“Do you code during your leisure time?” the consultant asked my team while coaching us towards the Agile journey over 6 years ago.
“Coding is fun,” the consultant continued, “I code a lot during the weekend.”
As a software developer, coding is our daily job. We’re already tired of facing the computer and the console. If we code during our leisure time, it looks like we can’t rest and leave the “daily job” on the table.
Nowadays, with the aid of ChatGPT, whenever I need a script to automate the boring stuff, I usually throw my request to it, refining the prompt and slightly altering its output. The script is then ready to use. Over the years, I didn’t spend too much time writing code outside the office hours, except when I designed the coaching session for the company’s Agile training.
I’m now looking for career advancement. My friends and (ex-)colleagues suggested I use LeetCode. LeetCode is an online programming learning platform. Many big tech companies use whiteboard interviews to challenge the interviewees on data structure and algorithms. Some tech companies even use the problems from LeetCode for interviews. LeetCode markets to the programmers who want to succeed in these interviews.
Working on enterprise back-end applications for traditional industry, the workflow of most of our applications can be generalised into a few steps:
- Receive either an asynchronous event or synchronous HTTP request from the request.
- Find the record from the database.
- Do some stuff.
- Update the record and save it into the database.
- Respond to the requester or send an event to the next handler.
We spend the most time working on business knowledge, clean code, microservice architecture design, dependency management and handling various human factors. It almost doesn’t involve data structure and algorithms – most coding tasks are straightforward. We never talk about the time and space complexity. After 10 years, I lost almost all the techniques in this area. LeetCode fills this gap.
When I started the first LeetCode problem, I realised how insufficiently I have trained over the past years. I sat there feeling like my brain was empty for several minutes, even if the problem was labelled as easy.

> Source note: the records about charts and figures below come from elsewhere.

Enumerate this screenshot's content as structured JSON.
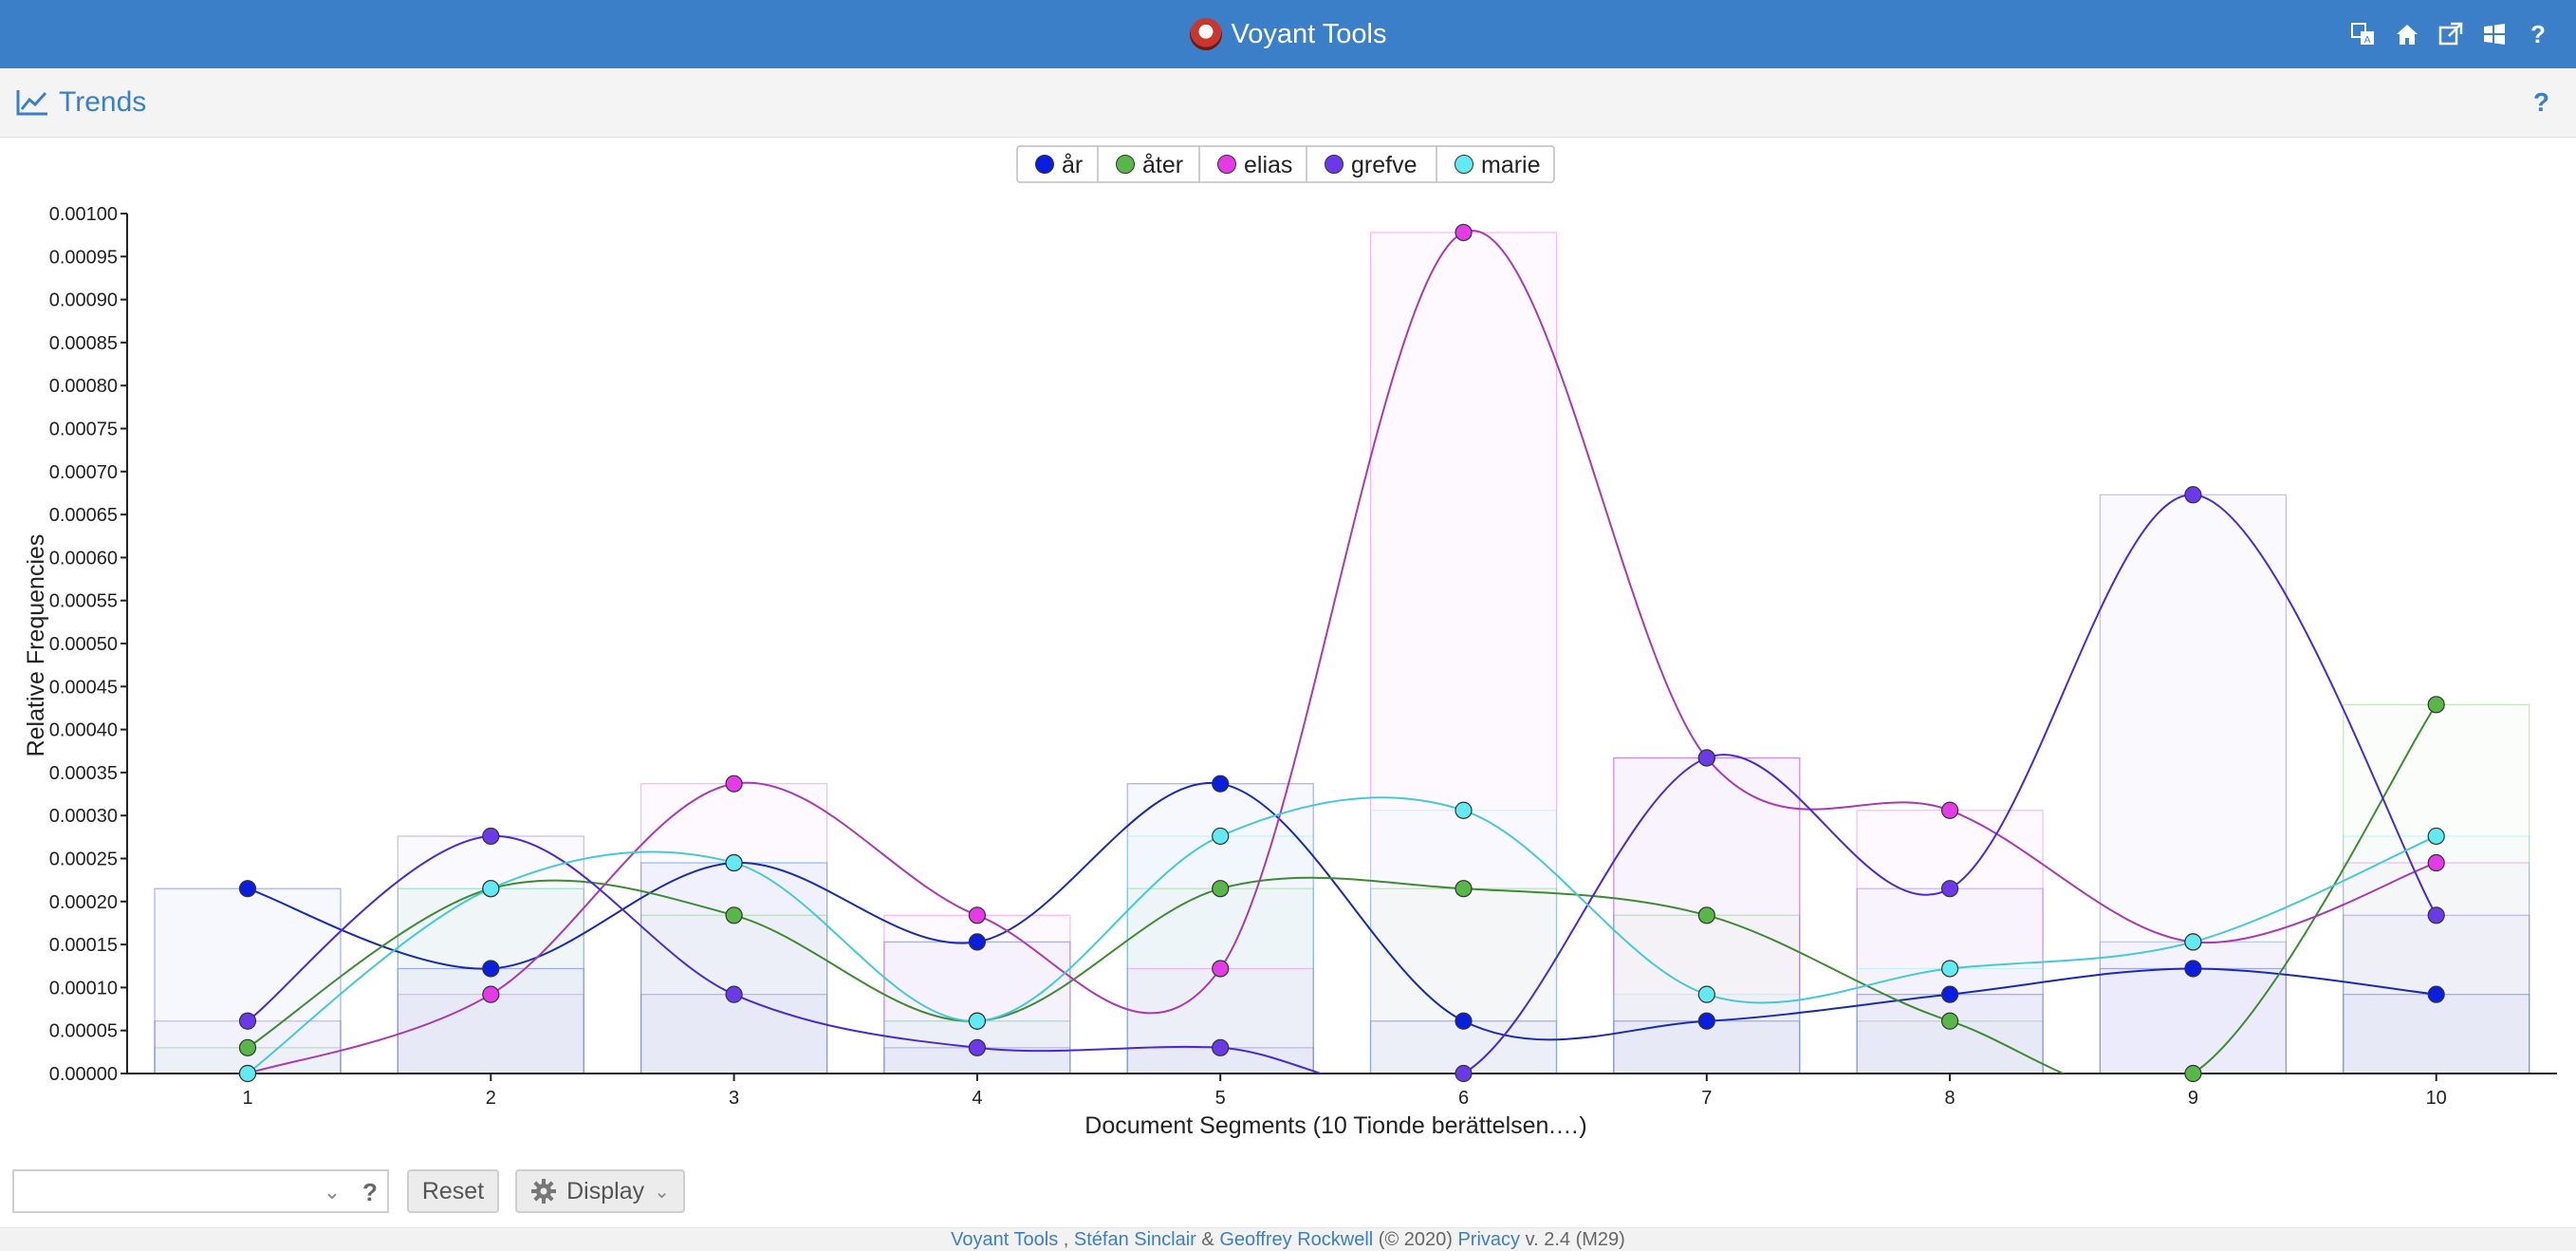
{
  "app": {
    "title": "Voyant Tools",
    "top_icons": [
      "translate-icon",
      "home-icon",
      "export-icon",
      "windows-icon",
      "help-icon"
    ]
  },
  "panel": {
    "title": "Trends",
    "help": "?"
  },
  "chart_data": {
    "type": "line",
    "title": "",
    "xlabel": "Document Segments (10 Tionde berättelsen.…)",
    "ylabel": "Relative Frequencies",
    "x": [
      1,
      2,
      3,
      4,
      5,
      6,
      7,
      8,
      9,
      10
    ],
    "ylim": [
      0,
      0.001
    ],
    "yticks": [
      "0.00000",
      "0.00005",
      "0.00010",
      "0.00015",
      "0.00020",
      "0.00025",
      "0.00030",
      "0.00035",
      "0.00040",
      "0.00045",
      "0.00050",
      "0.00055",
      "0.00060",
      "0.00065",
      "0.00070",
      "0.00075",
      "0.00080",
      "0.00085",
      "0.00090",
      "0.00095",
      "0.00100"
    ],
    "grid": false,
    "legend_position": "top-center",
    "series": [
      {
        "name": "år",
        "color": "#0a1ee0",
        "line_color": "#1a2ab0",
        "values": [
          0.000215,
          0.000122,
          0.000245,
          0.000153,
          0.000337,
          6.1e-05,
          6.1e-05,
          9.2e-05,
          0.000122,
          9.2e-05
        ]
      },
      {
        "name": "åter",
        "color": "#58b847",
        "line_color": "#3f8a32",
        "values": [
          3e-05,
          0.000215,
          0.000184,
          6.1e-05,
          0.000215,
          0.000215,
          0.000184,
          6.1e-05,
          0.0,
          0.000429
        ]
      },
      {
        "name": "elias",
        "color": "#e53be6",
        "line_color": "#a83bb0",
        "values": [
          0.0,
          9.2e-05,
          0.000337,
          0.000184,
          0.000122,
          0.000978,
          0.000367,
          0.000306,
          0.000153,
          0.000245
        ]
      },
      {
        "name": "grefve",
        "color": "#6a3ae8",
        "line_color": "#4a2ad0",
        "values": [
          6.1e-05,
          0.000276,
          9.2e-05,
          3e-05,
          3e-05,
          0.0,
          0.000367,
          0.000215,
          0.000673,
          0.000184
        ]
      },
      {
        "name": "marie",
        "color": "#62eaf2",
        "line_color": "#45c9d3",
        "values": [
          0.0,
          0.000215,
          0.000245,
          6.1e-05,
          0.000276,
          0.000306,
          9.2e-05,
          0.000122,
          0.000153,
          0.000276
        ]
      }
    ]
  },
  "toolbar": {
    "search_value": "",
    "search_help": "?",
    "reset_label": "Reset",
    "display_label": "Display"
  },
  "footer": {
    "link1": "Voyant Tools",
    "sep1": " , ",
    "link2": "Stéfan Sinclair",
    "amp": " & ",
    "link3": "Geoffrey Rockwell",
    "copyright": " (© 2020) ",
    "link4": "Privacy",
    "version": " v. 2.4 (M29)"
  }
}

I felt powerless without a proper IDE using a text editor. In the end, I wrote a brute-force solution. I checked the hints and the discussion in the platform and finally wrote a better solution.
The LeetCode problem is very challenging, at least for my current condition. But this rekindled my long-dead passion for solving challenging problems. Instead of treating it as an interview training tool, I want to relearn the data structure and algorithm and enjoy being challenged by difficult problems.
Coding challenges bring surprises and accomplishments. I finally understood what the consultant said 6 years ago, and put it into my habit list.